Report: Parts of China Are Running Out of Car-Buying Subsidies
Reports are claiming that several major Chinese cities are suspending some automotive incentives due to a lack of funding. China has numerous trade-in subsidies on goods, including vehicles. The intention is for this to spur the economy and drive commerce. But there are concerns that losing the incentives could hurt automotive sales stemming from both Eastern and Western brands.

Reports are claiming that several major Chinese cities are suspending some automotive incentives due to a lack of funding. China has numerous trade-in subsidies on goods, including vehicles. The intention is for this to spur the economy and drive commerce. But there are concerns that losing the incentives could hurt automotive sales stemming from both Eastern and Western brands.
China launched equipment upgrade and consumer goods trade-in programs in March of 2024. While they were tweaked at the start of 2025, Reuters has reported that they’re drying up in several metropolitan areas.
From Reuters:
Notices from governments in Zhengzhou and Luoyang blamed the subsidy pause on the first round of funding allocated by Beijing for the programme running out, while Shenyang and Chongqing said the suspension was due to adjustments to improve capital efficiency.

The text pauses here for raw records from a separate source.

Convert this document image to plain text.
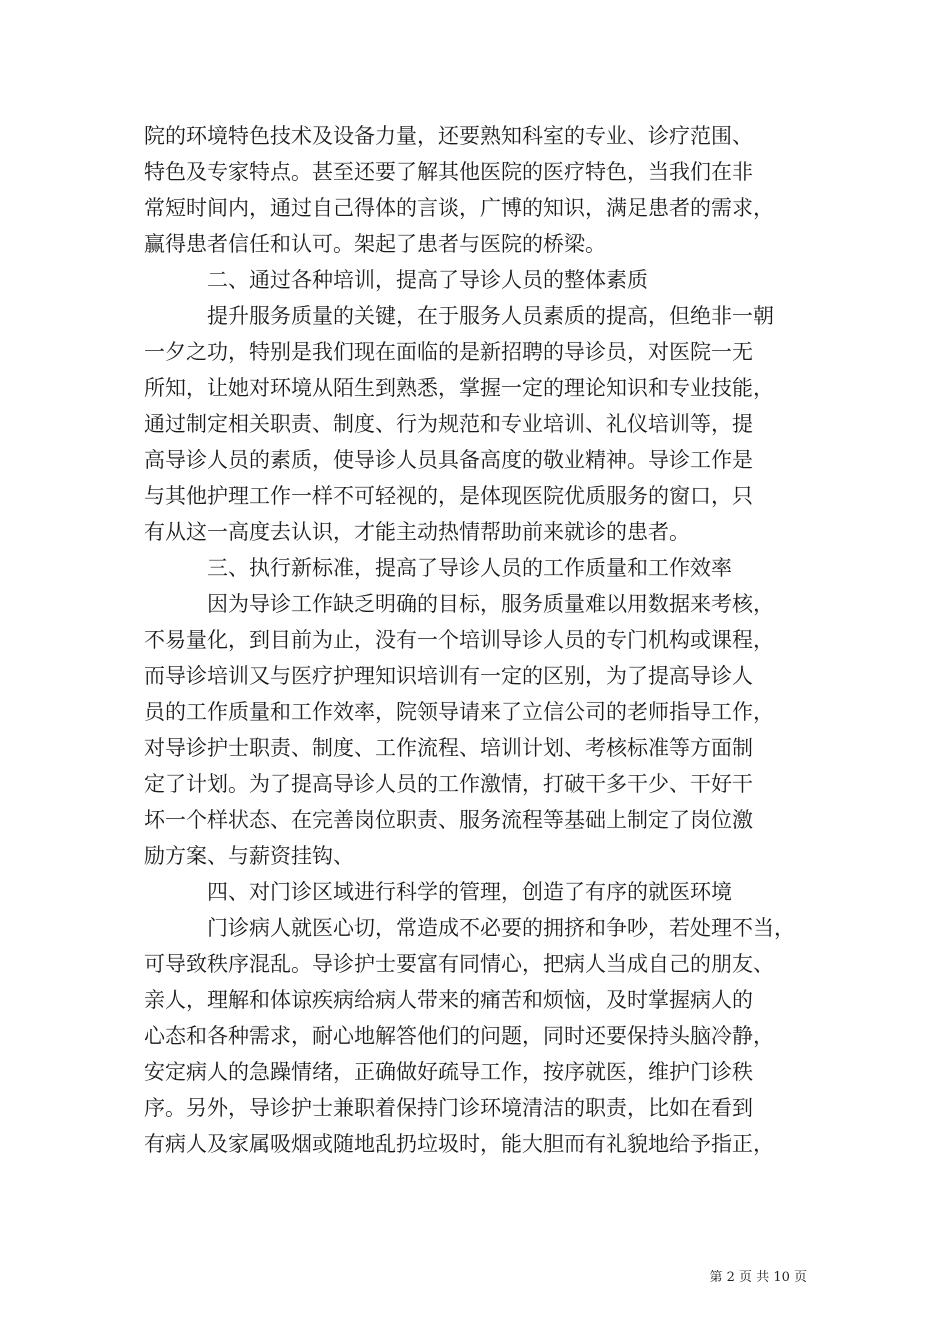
院的环境特色技术及设备力量，还要熟知科室的专业、诊疗范围、
特色及专家特点。甚至还要了解其他医院的医疗特色，当我们在非
常短时间内，通过自己得体的言谈，广博的知识，满足患者的需求，
赢得患者信任和认可。架起了患者与医院的桥梁。
二、通过各种培训，提高了导诊人员的整体素质
提升服务质量的关键，在于服务人员素质的提高，但绝非一朝
一夕之功，特别是我们现在面临的是新招聘的导诊员，对医院一无
所知，让她对环境从陌生到熟悉，掌握一定的理论知识和专业技能，
通过制定相关职责、制度、行为规范和专业培训、礼仪培训等，提
高导诊人员的素质，使导诊人员具备高度的敬业精神。导诊工作是
与其他护理工作一样不可轻视的，是体现医院优质服务的窗口，只
有从这一高度去认识，才能主动热情帮助前来就诊的患者。
三、执行新标准，提高了导诊人员的工作质量和工作效率
因为导诊工作缺乏明确的目标，服务质量难以用数据来考核，
不易量化，到目前为止，没有一个培训导诊人员的专门机构或课程，
而导诊培训又与医疗护理知识培训有一定的区别，为了提高导诊人
员的工作质量和工作效率，院领导请来了立信公司的老师指导工作，
对导诊护士职责、制度、工作流程、培训计划、考核标准等方面制
定了计划。为了提高导诊人员的工作激情，打破干多干少、干好干
坏一个样状态、在完善岗位职责、服务流程等基础上制定了岗位激
励方案、与薪资挂钩、
四、对门诊区域进行科学的管理，创造了有序的就医环境
门诊病人就医心切，常造成不必要的拥挤和争吵，若处理不当，
可导致秩序混乱。导诊护士要富有同情心，把病人当成自己的朋友、
亲人，理解和体谅疾病给病人带来的痛苦和烦恼，及时掌握病人的
心态和各种需求，耐心地解答他们的问题，同时还要保持头脑冷静，
安定病人的急躁情绪，正确做好疏导工作，按序就医，维护门诊秩
序。另外，导诊护士兼职着保持门诊环境清洁的职责，比如在看到
有病人及家属吸烟或随地乱扔垃圾时，能大胆而有礼貌地给予指正，
第 2 页 共 10 页
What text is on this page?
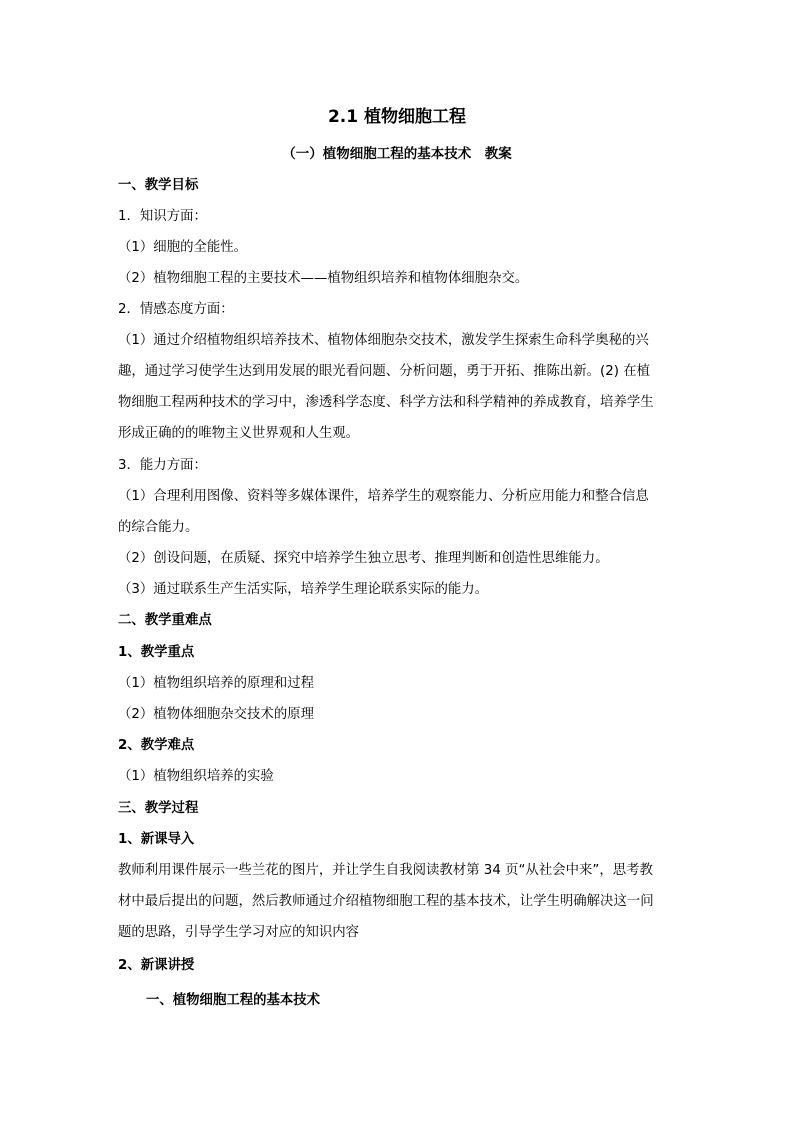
2.1 植物细胞工程
（一）植物细胞工程的基本技术　教案
一、教学目标
1．知识方面：
（1）细胞的全能性。
（2）植物细胞工程的主要技术——植物组织培养和植物体细胞杂交。
2．情感态度方面：
（1）通过介绍植物组织培养技术、植物体细胞杂交技术，激发学生探索生命科学奥秘的兴
趣，通过学习使学生达到用发展的眼光看问题、分析问题，勇于开拓、推陈出新。(2) 在植
物细胞工程两种技术的学习中，渗透科学态度、科学方法和科学精神的养成教育，培养学生
形成正确的的唯物主义世界观和人生观。
3．能力方面：
（1）合理利用图像、资料等多媒体课件，培养学生的观察能力、分析应用能力和整合信息
的综合能力。
（2）创设问题，在质疑、探究中培养学生独立思考、推理判断和创造性思维能力。
（3）通过联系生产生活实际，培养学生理论联系实际的能力。
二、教学重难点
1、教学重点
（1）植物组织培养的原理和过程
（2）植物体细胞杂交技术的原理
2、教学难点
（1）植物组织培养的实验
三、教学过程
1、新课导入
教师利用课件展示一些兰花的图片，并让学生自我阅读教材第 34 页“从社会中来”，思考教
材中最后提出的问题，然后教师通过介绍植物细胞工程的基本技术，让学生明确解决这一问
题的思路，引导学生学习对应的知识内容
2、新课讲授
一、植物细胞工程的基本技术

The northwestern region of Xinjiang issued a similar suspension.
China's government has leaned on subsidies for big-ticket items, including cars, home appliances and some electronics to get people spending as consumer sentiment in the country remains sluggish amid a prolonged property slump and concerns over wage growth and unemployment.
China has claimed that the programs have been a success, with over 4 million applications submitted within the first half of this year. But the region has continued to suffer from a decline in employment and lackluster wage growth — similar to what has been witnessed on Western markets.
Reuters attributed the program to a “higher-than-expected 6.4 [percent] growth” of consumer goods in May. But it likewise expressed concerns about funding running out in key areas, potentially harming Western and Japanese brands that are popular in Central Asia. China's National Development and Reform Commission and Ministry of Finance have stated that the subsidies will continue, presumably indicating that more funding will arrive in the coming months. However, that may not be enough to maintain the present momentum.
Domestic Chinese brands will likewise be affected, though there are concerns that they may also be contributing to the problem. Previous reports have suggested that companies selling brand-new cars as discounted second-hand vehicles to offload inventory is becoming a problem inside the country. Meanwhile, those subsidies vary immensely between provinces and can put the equivalent of thousands of dollars on the hood of both EVs and combustion vehicles with smaller engines. Insurance subsidies and zero-interest incentives are likewise available. There has been speculation that the above stimulus programs may be abused as part of the “zero-miliage used car” phenomenon and are falsely propping up volumes.
Local, state-backed outlets (e.g. China Daily ) have framed them as beneficial to all parties, making particular note of Western brands. That said, it’s hard to pin down exactly what’s happening. Western media tends to be a little more critical of China’s economy, whereas the Chinese outlets are more kind.
Officially, China has claimed that car sales rose for the third consecutive month, increasing by 14.8 percent (year-on-year) in April. That trend is assumed to persist through June. But the numbers are being undermined by those previously mentioned “zero-miliage used cars.” Sustained incentives are presumed to help maintain the sales momentum. But the issue is getting muddled by concerns over potential fraud and how much the economy is being propped up by government programs.
Regardless, how the situation shakes out will be relevant to global automakers. China became the largest vehicle market by volume in 2010. This has resulted in several brands (e.g. Mercedes-Benz, BMW, General Motors) owing roughly 30 percent of their annual sales to the region. While other companies may not be quite as dependent on China for profits, larger brands (e.g. Honda) can still expect to move hundreds of thousands of cars within its borders each year.